Viele der Mitarbeiter der Auto-Union wurden nach der Übernahme durch Volkswagen entlassen, der Ingenieur Ludwig Kraus gehörte nicht dazu und durfte im Rahmen seiner neuen Funktion als technischer Geschäftsführer die Entwicklung des unter dem Projektnamen bekannten F 103 weiter vorantreiben. Der im Vorfeld entwickelte «Mitteldruckmotor» mit Viertaktprinzip wurde im ehemaligen F 102 verbaut und bereits im Frühling 1965 konnten 15 Prototypen dieses Modells jetzt als F 103 fertiggestellt werden. Der Mitteldruckmotor verdichtete höher als ein herkömmlicher Benzinmotor, jedoch niedriger als ein Dieselmotor und benötigt bleihaltigen Kraftstoff. Die Bezeichnung dieses Motors stammt von der für damalige Verhältnisse sehr hohen mittleren Arbeitsdruck. Für dieses Modell mit Viertaktmotor war ein neuer Name notwendig geworden, da weder DKW mit der Zweitakt-Dysfunktion noch Auto-Union für den Volkswagen Chef Heinrich Nordhoff als Markenname infrage kamen. Mit Audi statt DKW übernahm man einen Namen, der auch zur Auto-Union gehörte und in den Jahren vor dem Krieg schon einmal für technischen Fortschritt stand. Damals waren es die vier eigenständigen, unter dem Dach der Auto-Union zusammengefassten Marken Audi, DKW, Horch und Wanderer, welche durch das Firmenzeichen der vier verschlungenen Ringe symbolisiert wurden. Pünktlich zur im September beginnenden IAA in Frankfurt wurde dann am 13. August 1965 der «erste neue Audi» produziert. Seitens Auto-Union war man hoch erfreut und bewarb das Modell folgendermassen:
Der Audi hat einen Mitteldruckmotor wie kein anderes Automobil. Ungewöhnlich, weil er höher verdichtet als alle anderen vergleichbaren Viertaktmotoren. Und ungewöhnlich auch seiner Eltern wegen. Entwickelt hatte ihn Mercedes-Benz.
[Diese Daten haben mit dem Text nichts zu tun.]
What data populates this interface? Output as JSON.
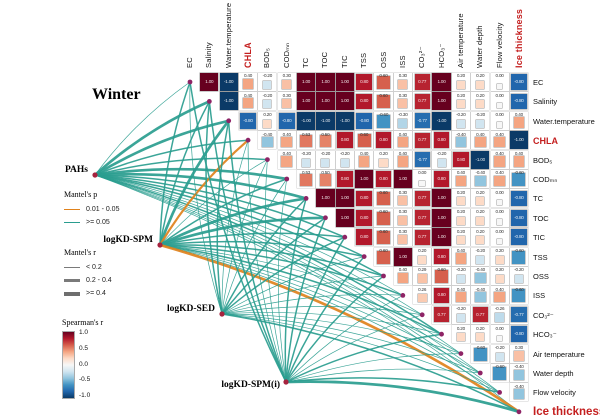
{
  "title": "Winter",
  "chart_data": {
    "type": "heatmap",
    "subtype": "mantel-test-correlation-network",
    "title": "Winter",
    "variables": [
      "EC",
      "Salinity",
      "Water.temperature",
      "CHLA",
      "BOD₅",
      "CODₘₙ",
      "TC",
      "TOC",
      "TIC",
      "TSS",
      "OSS",
      "ISS",
      "CO₃²⁻",
      "HCO₃⁻",
      "Air temperature",
      "Water depth",
      "Flow velocity",
      "Ice thickness"
    ],
    "red_variables": [
      "CHLA",
      "Ice thickness"
    ],
    "spearman_r_upper_triangle": {
      "note": "rows[i] holds Spearman r for row-variable i vs columns i+1..17",
      "rows": [
        [
          1.0,
          -1.0,
          0.4,
          -0.2,
          0.3,
          1.0,
          1.0,
          1.0,
          0.8,
          0.6,
          0.3,
          0.77,
          1.0,
          0.2,
          0.2,
          0.0,
          -0.8
        ],
        [
          -1.0,
          0.4,
          -0.2,
          0.3,
          1.0,
          1.0,
          1.0,
          0.8,
          0.6,
          0.3,
          0.77,
          1.0,
          0.2,
          0.2,
          0.0,
          -0.8
        ],
        [
          -0.8,
          0.2,
          -0.8,
          -1.0,
          -1.0,
          -1.0,
          -0.8,
          -0.6,
          -0.3,
          -0.77,
          -1.0,
          -0.2,
          -0.2,
          0.0,
          0.4
        ],
        [
          -0.4,
          0.4,
          0.53,
          0.5,
          0.8,
          0.6,
          0.8,
          0.4,
          0.77,
          0.8,
          -0.4,
          0.4,
          0.4,
          -1.0
        ],
        [
          0.4,
          -0.2,
          -0.2,
          -0.2,
          0.4,
          0.2,
          0.4,
          -0.77,
          -0.2,
          0.8,
          -1.0,
          0.4,
          0.4
        ],
        [
          0.53,
          0.5,
          0.8,
          1.0,
          0.8,
          1.0,
          0.0,
          0.8,
          0.4,
          -0.4,
          0.4,
          -0.6
        ],
        [
          1.0,
          1.0,
          0.8,
          0.6,
          0.3,
          0.77,
          1.0,
          0.2,
          0.2,
          0.0,
          -0.8
        ],
        [
          1.0,
          0.8,
          0.6,
          0.3,
          0.77,
          1.0,
          0.2,
          0.2,
          0.0,
          -0.8
        ],
        [
          0.8,
          0.6,
          0.3,
          0.77,
          1.0,
          0.2,
          0.2,
          0.0,
          -0.8
        ],
        [
          0.6,
          1.0,
          0.2,
          0.8,
          0.4,
          -0.2,
          0.2,
          -0.6
        ],
        [
          0.4,
          0.29,
          0.6,
          -0.2,
          -0.4,
          0.2,
          -0.2
        ],
        [
          0.26,
          0.8,
          0.4,
          -0.4,
          0.4,
          -0.6
        ],
        [
          0.77,
          -0.2,
          0.77,
          -0.26,
          -0.77
        ],
        [
          0.2,
          0.2,
          0.0,
          -0.8
        ],
        [
          -0.6,
          -0.2,
          0.3
        ],
        [
          -0.6,
          -0.4
        ],
        [
          -0.4
        ]
      ]
    },
    "network": {
      "nodes": [
        "PAHs",
        "logKD-SPM",
        "logKD-SED",
        "logKD-SPM(i)"
      ],
      "edge_width_classes": {
        "1": "< 0.2",
        "2": "0.2 - 0.4",
        "3": ">= 0.4"
      },
      "edges": [
        {
          "from": "PAHs",
          "sig_targets": [],
          "w": [
            1,
            3,
            3,
            2,
            2,
            3,
            3,
            2,
            2,
            2,
            2,
            1,
            1,
            2,
            1,
            1,
            1,
            1
          ]
        },
        {
          "from": "logKD-SPM",
          "sig_targets": [
            "CHLA",
            "Ice thickness"
          ],
          "w": [
            2,
            2,
            3,
            2,
            1,
            2,
            3,
            3,
            2,
            2,
            2,
            2,
            1,
            2,
            1,
            1,
            1,
            3
          ]
        },
        {
          "from": "logKD-SED",
          "sig_targets": [],
          "w": [
            1,
            2,
            2,
            1,
            1,
            1,
            2,
            2,
            2,
            1,
            1,
            1,
            1,
            1,
            1,
            1,
            1,
            2
          ]
        },
        {
          "from": "logKD-SPM(i)",
          "sig_targets": [],
          "w": [
            2,
            2,
            2,
            1,
            1,
            1,
            2,
            2,
            2,
            2,
            2,
            1,
            1,
            2,
            1,
            1,
            2,
            3
          ]
        }
      ]
    }
  },
  "legends": {
    "mantel_p": {
      "title": "Mantel's p",
      "items": [
        {
          "label": "0.01 - 0.05",
          "color": "#e0821c"
        },
        {
          "label": ">= 0.05",
          "color": "#2a9d8f"
        }
      ]
    },
    "mantel_r": {
      "title": "Mantel's r",
      "items": [
        {
          "label": "< 0.2"
        },
        {
          "label": "0.2 - 0.4"
        },
        {
          "label": ">= 0.4"
        }
      ]
    },
    "spearman": {
      "title": "Spearman's r",
      "ticks": [
        "1.0",
        "0.5",
        "0.0",
        "-0.5",
        "-1.0"
      ]
    }
  },
  "colors": {
    "edge_nonsig": "#2a9d8f",
    "edge_sig": "#e0821c",
    "diag_dot": "#8e2466",
    "node_dot": "#a6233e",
    "red_label": "#c41f1f",
    "cmap_positive_max": "#67001f",
    "cmap_negative_max": "#0b3a67"
  }
}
Die Auto-Union baut ihn.
Da man sich bezüglich des Projekts Audi F 103 auf keinen Namen einigen konnte, hiess dieser offiziell zunächst einfach nur Audi ohne Modellbezeichnung. Inoffiziell sprach man aufgrund seiner PS-Leistung vom Audi 72. Dabei handelte es sich zu Beginn um eine Limousine mit Frontantrieb und Vierzylinder-Viertaktmotor mit 1.7 Litern Hubraum, der die Basis für die erfolgreichen Audi 60 bis Super 90 bildete. Es folgten weitere Modelle mit Motorisierungen bis hin zu 90 PS und neben der Limousine auch ein Kombi. Dieser Audi kann durchaus als Erfolgsmodell bezeichnet werden: bis zum Ende seiner Produktionszeit im Jahr 1972 wurden etwa 470’000 Stück produziert. Herzlichen Glückwunsch zum 50.!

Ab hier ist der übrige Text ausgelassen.